MALUKU UTARA — Kepala Bagian Prokopim Manggarai Timur, Jeany Wajong, menyatakan angka tersebut masih akan terus diperbarui seiring meluasnya penyisiran tim gabungan ke lokasi-lokasi yang sulit dijangkau. "Angka-angka ini terus kami perbarui setiap jam seiring tim masih memetakan kerusakan di lokasi yang sulit dijangkau," ujarnya kepada CNNIndonesia.com, Sabtu (22/8) siang.
Lamba Leda Utara Jadi Wilayah dengan Korban Jiwa Terbanyak
Dari total 30 korban meninggal, Kecamatan Lamba Leda Utara menyumbang angka tertinggi dengan 15 jiwa. Disusul Sambi Rampas dengan enam korban jiwa, sedangkan Lamba Leda dan Lamba Leda Selatan masing-masing mencatatkan tiga korban jiwa.
Dua kecamatan lain, yakni Kota Komba dan Elar, masing-masing melaporkan dua dan satu korban jiwa. Adapun enam kecamatan lain—Borong, Rana Mese, Kota Komba Utara, Lamba Leda Timur, Elar Selatan, dan Congkar—belum melaporkan korban tewas, tetapi mencatat ratusan warga luka-luka.
Sebaran Pengungsi dan Warga Luka yang Butuh Penanganan Segera
Sebanyak 643 warga tercatat mengalami luka-luka, dengan rincian 239 orang menderita luka berat dan 404 orang luka ringan.

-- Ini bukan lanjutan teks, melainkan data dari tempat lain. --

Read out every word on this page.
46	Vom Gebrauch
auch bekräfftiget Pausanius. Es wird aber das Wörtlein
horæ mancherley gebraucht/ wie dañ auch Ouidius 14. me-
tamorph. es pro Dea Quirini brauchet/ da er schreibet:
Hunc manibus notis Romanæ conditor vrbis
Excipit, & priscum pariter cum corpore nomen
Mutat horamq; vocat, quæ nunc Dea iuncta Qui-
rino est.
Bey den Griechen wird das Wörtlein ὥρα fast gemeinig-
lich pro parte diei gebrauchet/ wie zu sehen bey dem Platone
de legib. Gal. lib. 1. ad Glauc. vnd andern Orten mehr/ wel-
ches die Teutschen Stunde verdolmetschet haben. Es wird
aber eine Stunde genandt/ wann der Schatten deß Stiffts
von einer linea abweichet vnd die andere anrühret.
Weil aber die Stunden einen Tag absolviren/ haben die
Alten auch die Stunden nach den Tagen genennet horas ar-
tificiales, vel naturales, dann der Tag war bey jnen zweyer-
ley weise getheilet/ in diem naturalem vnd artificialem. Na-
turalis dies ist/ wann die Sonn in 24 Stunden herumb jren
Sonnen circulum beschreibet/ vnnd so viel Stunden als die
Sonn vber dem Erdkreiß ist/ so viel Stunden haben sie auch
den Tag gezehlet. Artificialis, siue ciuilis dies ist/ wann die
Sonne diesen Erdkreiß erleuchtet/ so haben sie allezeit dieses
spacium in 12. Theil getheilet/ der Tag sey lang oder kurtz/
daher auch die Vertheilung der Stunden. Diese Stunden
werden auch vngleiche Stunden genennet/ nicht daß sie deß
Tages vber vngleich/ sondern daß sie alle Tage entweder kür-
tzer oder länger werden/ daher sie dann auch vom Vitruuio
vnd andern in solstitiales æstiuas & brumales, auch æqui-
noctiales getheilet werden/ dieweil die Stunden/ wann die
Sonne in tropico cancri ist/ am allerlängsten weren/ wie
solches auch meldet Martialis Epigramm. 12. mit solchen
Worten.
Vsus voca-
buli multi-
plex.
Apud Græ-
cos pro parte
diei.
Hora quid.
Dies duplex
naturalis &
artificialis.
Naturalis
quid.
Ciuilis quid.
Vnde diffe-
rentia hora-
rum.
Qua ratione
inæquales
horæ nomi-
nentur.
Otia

Konsentrasi penanganan luka berat saat ini menumpuk di tiga kecamatan: Elar, Borong, dan Lamba Leda Utara.
Krisis kemanusiaan paling terasa di titik-titik pengungsian. Hampir tiga perempat dari total 31.372 pengungsi terkonsentrasi di dua wilayah, yakni Sambi Rampas dengan 13.564 jiwa dan Lamba Leda Utara mencapai 11.582 jiwa. Sisanya tersebar di Borong, Lamba Leda, serta Lamba Leda Selatan.

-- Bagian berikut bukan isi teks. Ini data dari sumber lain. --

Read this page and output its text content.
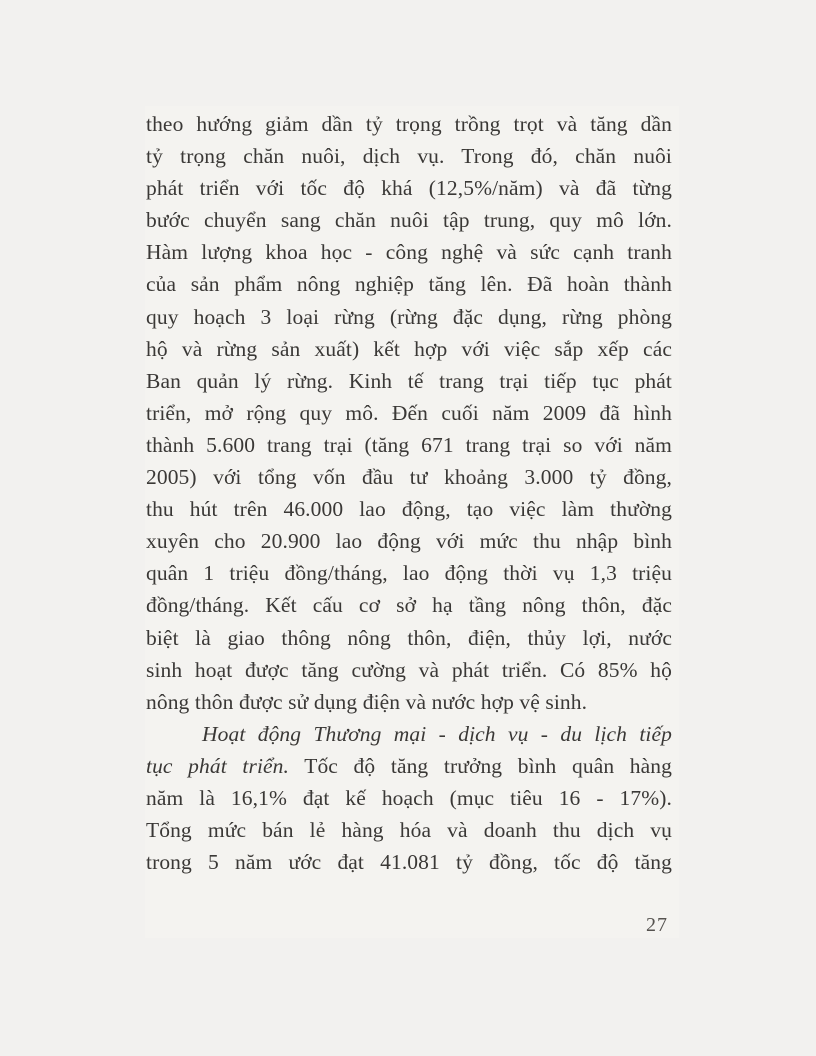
theo hướng giảm dần tỷ trọng trồng trọt và tăng dần
tỷ trọng chăn nuôi, dịch vụ. Trong đó, chăn nuôi
phát triển với tốc độ khá (12,5%/năm) và đã từng
bước chuyển sang chăn nuôi tập trung, quy mô lớn.
Hàm lượng khoa học - công nghệ và sức cạnh tranh
của sản phẩm nông nghiệp tăng lên. Đã hoàn thành
quy hoạch 3 loại rừng (rừng đặc dụng, rừng phòng
hộ và rừng sản xuất) kết hợp với việc sắp xếp các
Ban quản lý rừng. Kinh tế trang trại tiếp tục phát
triển, mở rộng quy mô. Đến cuối năm 2009 đã hình
thành 5.600 trang trại (tăng 671 trang trại so với năm
2005) với tổng vốn đầu tư khoảng 3.000 tỷ đồng,
thu hút trên 46.000 lao động, tạo việc làm thường
xuyên cho 20.900 lao động với mức thu nhập bình
quân 1 triệu đồng/tháng, lao động thời vụ 1,3 triệu
đồng/tháng. Kết cấu cơ sở hạ tầng nông thôn, đặc
biệt là giao thông nông thôn, điện, thủy lợi, nước
sinh hoạt được tăng cường và phát triển. Có 85% hộ
nông thôn được sử dụng điện và nước hợp vệ sinh.
Hoạt động Thương mại - dịch vụ - du lịch tiếp
tục phát triển. Tốc độ tăng trưởng bình quân hàng
năm là 16,1% đạt kế hoạch (mục tiêu 16 - 17%).
Tổng mức bán lẻ hàng hóa và doanh thu dịch vụ
trong 5 năm ước đạt 41.081 tỷ đồng, tốc độ tăng
27
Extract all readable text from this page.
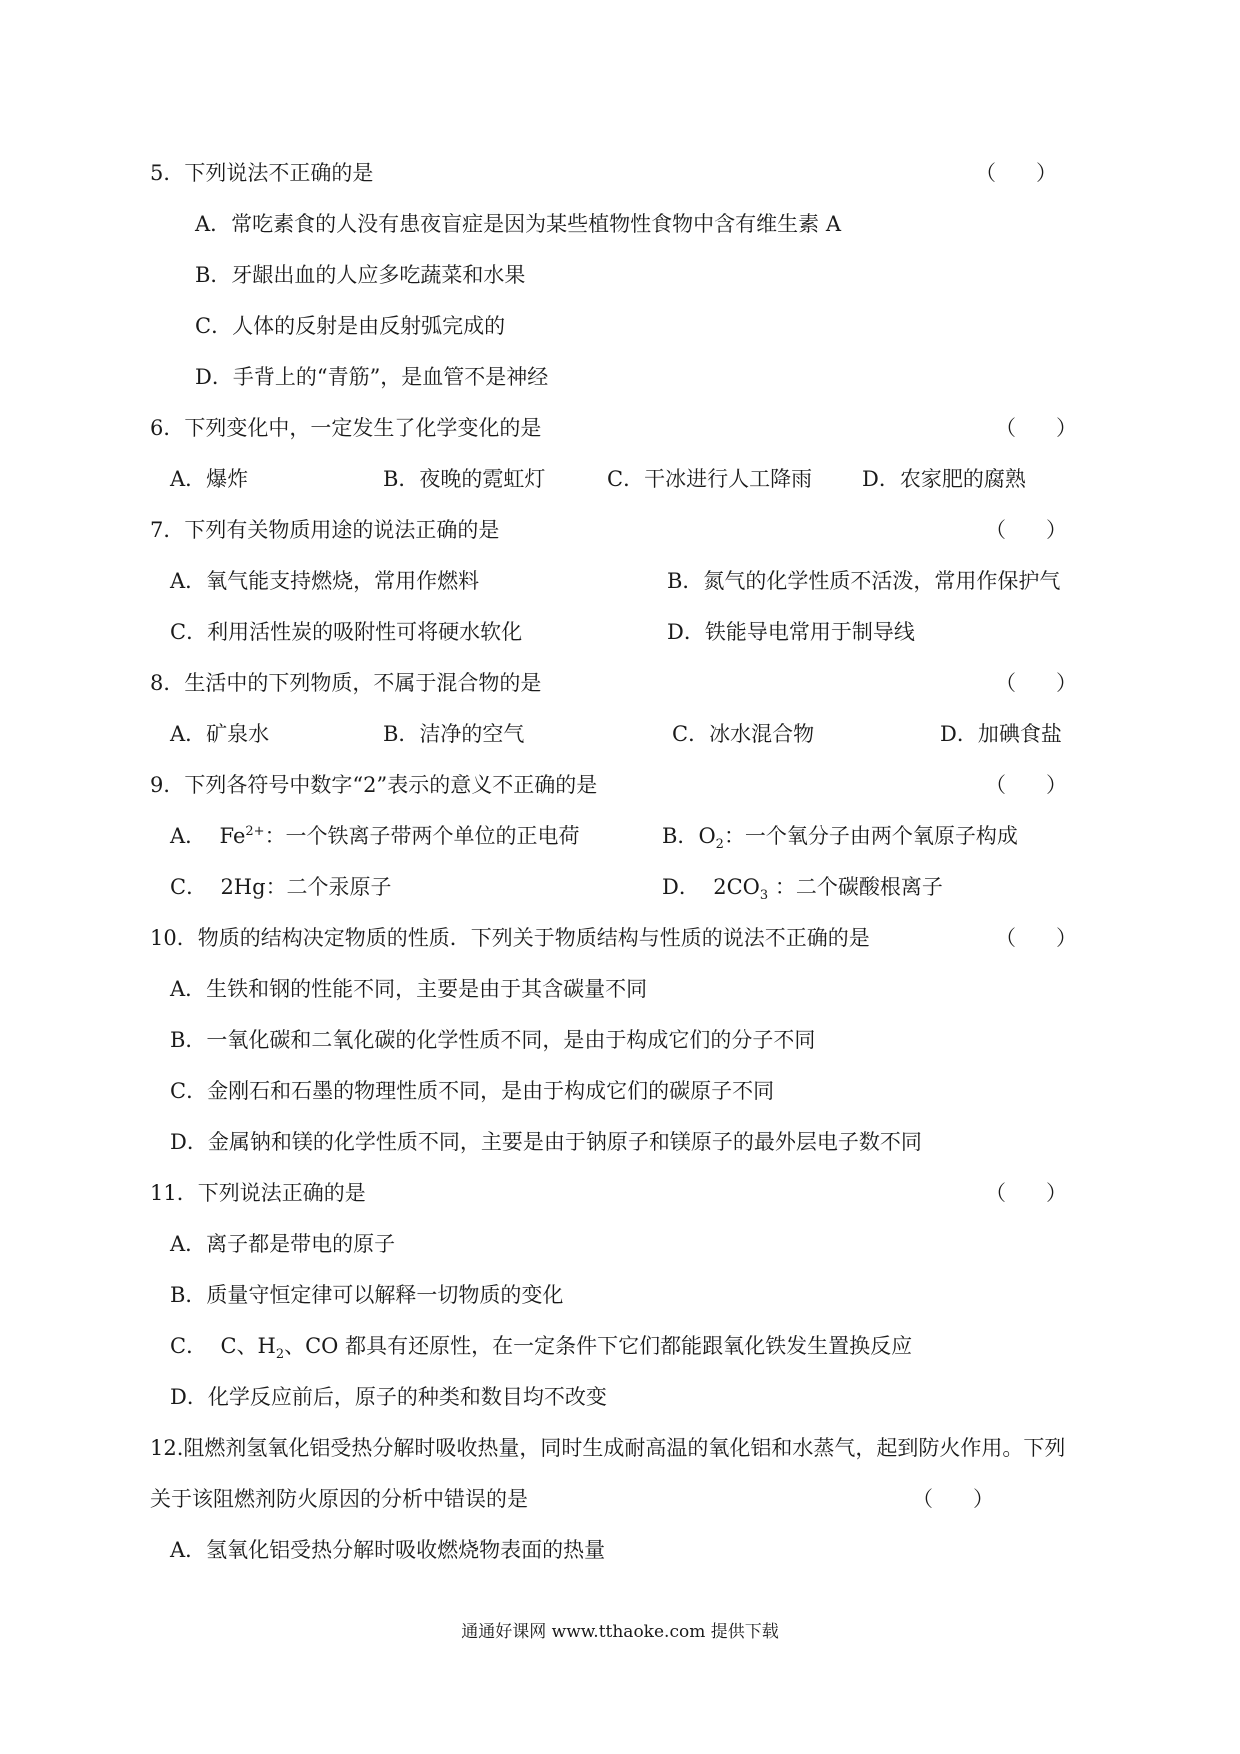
5．下列说法不正确的是	（      ）
A．常吃素食的人没有患夜盲症是因为某些植物性食物中含有维生素 A
B．牙龈出血的人应多吃蔬菜和水果
C．人体的反射是由反射弧完成的
D．手背上的“青筋”，是血管不是神经
6．下列变化中，一定发生了化学变化的是	（      ）
A．爆炸	B．夜晚的霓虹灯	C．干冰进行人工降雨 D．农家肥的腐熟
7．下列有关物质用途的说法正确的是	（      ）
A．氧气能支持燃烧，常用作燃料	B．氮气的化学性质不活泼，常用作保护气
C．利用活性炭的吸附性可将硬水软化	D．铁能导电常用于制导线
8．生活中的下列物质，不属于混合物的是	（      ）
A．矿泉水	B．洁净的空气	C．冰水混合物	D．加碘食盐
9．下列各符号中数字“2”表示的意义不正确的是	（      ）
A． $Fe^{2+}$：一个铁离子带两个单位的正电荷	B．$O_2$：一个氧分子由两个氧原子构成
C． 2Hg：二个汞原子	D． $2CO_3$ ：二个碳酸根离子
10．物质的结构决定物质的性质．下列关于物质结构与性质的说法不正确的是	（      ）
A．生铁和钢的性能不同，主要是由于其含碳量不同
B．一氧化碳和二氧化碳的化学性质不同，是由于构成它们的分子不同
C．金刚石和石墨的物理性质不同，是由于构成它们的碳原子不同
D．金属钠和镁的化学性质不同，主要是由于钠原子和镁原子的最外层电子数不同
11．下列说法正确的是	（      ）
A．离子都是带电的原子
B．质量守恒定律可以解释一切物质的变化
C． C、$H_2$、CO 都具有还原性，在一定条件下它们都能跟氧化铁发生置换反应
D．化学反应前后，原子的种类和数目均不改变
12.阻燃剂氢氧化铝受热分解时吸收热量，同时生成耐高温的氧化铝和水蒸气，起到防火作用。下列
关于该阻燃剂防火原因的分析中错误的是	（      ）
A．氢氧化铝受热分解时吸收燃烧物表面的热量
通通好课网 www.tthaoke.com 提供下载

Tim medis di lapangan juga mencatat keberadaan ratusan ibu hamil dan kelompok rentan lain yang membutuhkan penanganan darurat. Sebagian besar warga yang mengungsi terpaksa menumpang di rumah kerabat, posko lapangan, hingga fasilitas darurat seadanya.

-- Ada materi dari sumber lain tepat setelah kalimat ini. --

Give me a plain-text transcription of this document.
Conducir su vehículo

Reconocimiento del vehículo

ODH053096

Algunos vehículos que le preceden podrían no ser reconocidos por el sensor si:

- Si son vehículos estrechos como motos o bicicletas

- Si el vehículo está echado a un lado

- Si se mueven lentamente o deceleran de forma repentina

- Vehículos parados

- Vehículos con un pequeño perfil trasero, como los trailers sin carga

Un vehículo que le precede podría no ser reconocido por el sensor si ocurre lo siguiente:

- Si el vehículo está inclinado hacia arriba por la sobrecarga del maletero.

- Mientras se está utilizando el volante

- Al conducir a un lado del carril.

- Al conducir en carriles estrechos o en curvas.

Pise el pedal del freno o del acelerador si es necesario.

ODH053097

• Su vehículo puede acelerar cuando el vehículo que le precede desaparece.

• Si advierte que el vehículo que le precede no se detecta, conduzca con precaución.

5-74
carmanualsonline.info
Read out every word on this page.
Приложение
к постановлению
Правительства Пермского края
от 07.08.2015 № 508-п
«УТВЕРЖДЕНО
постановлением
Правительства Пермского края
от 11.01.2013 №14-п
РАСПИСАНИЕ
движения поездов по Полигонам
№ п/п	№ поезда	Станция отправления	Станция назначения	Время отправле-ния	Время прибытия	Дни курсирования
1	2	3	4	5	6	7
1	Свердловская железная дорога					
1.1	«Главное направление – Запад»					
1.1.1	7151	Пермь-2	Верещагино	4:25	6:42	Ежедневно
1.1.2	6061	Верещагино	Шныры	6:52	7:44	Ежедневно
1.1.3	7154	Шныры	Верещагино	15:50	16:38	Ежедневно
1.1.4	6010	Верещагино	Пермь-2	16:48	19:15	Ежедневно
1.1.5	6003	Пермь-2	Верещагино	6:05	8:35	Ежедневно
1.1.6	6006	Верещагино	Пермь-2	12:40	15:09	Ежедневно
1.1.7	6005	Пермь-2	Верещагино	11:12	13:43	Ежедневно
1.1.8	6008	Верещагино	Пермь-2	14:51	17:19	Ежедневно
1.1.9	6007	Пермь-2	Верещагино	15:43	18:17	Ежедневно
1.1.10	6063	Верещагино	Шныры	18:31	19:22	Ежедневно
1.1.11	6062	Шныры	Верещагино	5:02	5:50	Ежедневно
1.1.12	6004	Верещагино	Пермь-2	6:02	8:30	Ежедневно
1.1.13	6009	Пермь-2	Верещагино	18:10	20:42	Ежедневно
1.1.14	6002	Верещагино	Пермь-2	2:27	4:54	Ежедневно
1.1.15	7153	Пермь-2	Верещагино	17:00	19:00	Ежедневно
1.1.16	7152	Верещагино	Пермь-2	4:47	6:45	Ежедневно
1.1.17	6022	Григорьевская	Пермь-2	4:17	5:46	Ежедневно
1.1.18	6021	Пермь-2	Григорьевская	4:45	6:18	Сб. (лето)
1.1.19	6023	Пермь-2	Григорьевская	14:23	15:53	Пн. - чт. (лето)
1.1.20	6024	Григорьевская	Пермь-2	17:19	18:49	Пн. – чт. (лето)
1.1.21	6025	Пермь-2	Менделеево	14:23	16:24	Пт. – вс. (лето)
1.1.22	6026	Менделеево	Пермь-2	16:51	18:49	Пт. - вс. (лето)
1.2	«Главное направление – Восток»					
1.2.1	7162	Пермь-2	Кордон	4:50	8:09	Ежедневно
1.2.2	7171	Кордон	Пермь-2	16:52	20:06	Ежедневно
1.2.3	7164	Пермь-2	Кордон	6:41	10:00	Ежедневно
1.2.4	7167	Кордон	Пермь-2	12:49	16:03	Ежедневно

17.770 Bangunan Rusak dan Akses Jalan yang Terputus Hambat Distribusi Bantuan
Kerusakan fisik meluas hingga 17.770 unit bangunan dan fasilitas publik. Rumah warga yang rusak parah paling banyak berada di Lamba Leda Selatan sebanyak 2.768 unit dan Lamba Leda Utara sejumlah 2.386 unit.
Bencana ini juga menghantam puluhan sarana pendidikan, termasuk 46 sekolah di Borong dan 38 di Lamba Leda Selatan. Puskesmas, rumah ibadah, gedung pemerintah, hingga ratusan ruas jalan dan jembatan ikut rusak, menghambat kelancaran penyaluran bantuan logistik ke daerah terdampak.
Jeany menegaskan prioritas utama penanganan bencana saat ini terfokus pada pemenuhan kebutuhan dasar bagi puluhan ribu pengungsi, mulai dari pasokan makanan, air bersih, tenda hunian layak, hingga pelayanan medis. Di saat bersamaan, alat berat dikerahkan untuk membuka kembali akses jalan yang terputus demi memperlancar distribusi logistik dan persiapan rekonstruksi bangunan yang hancur.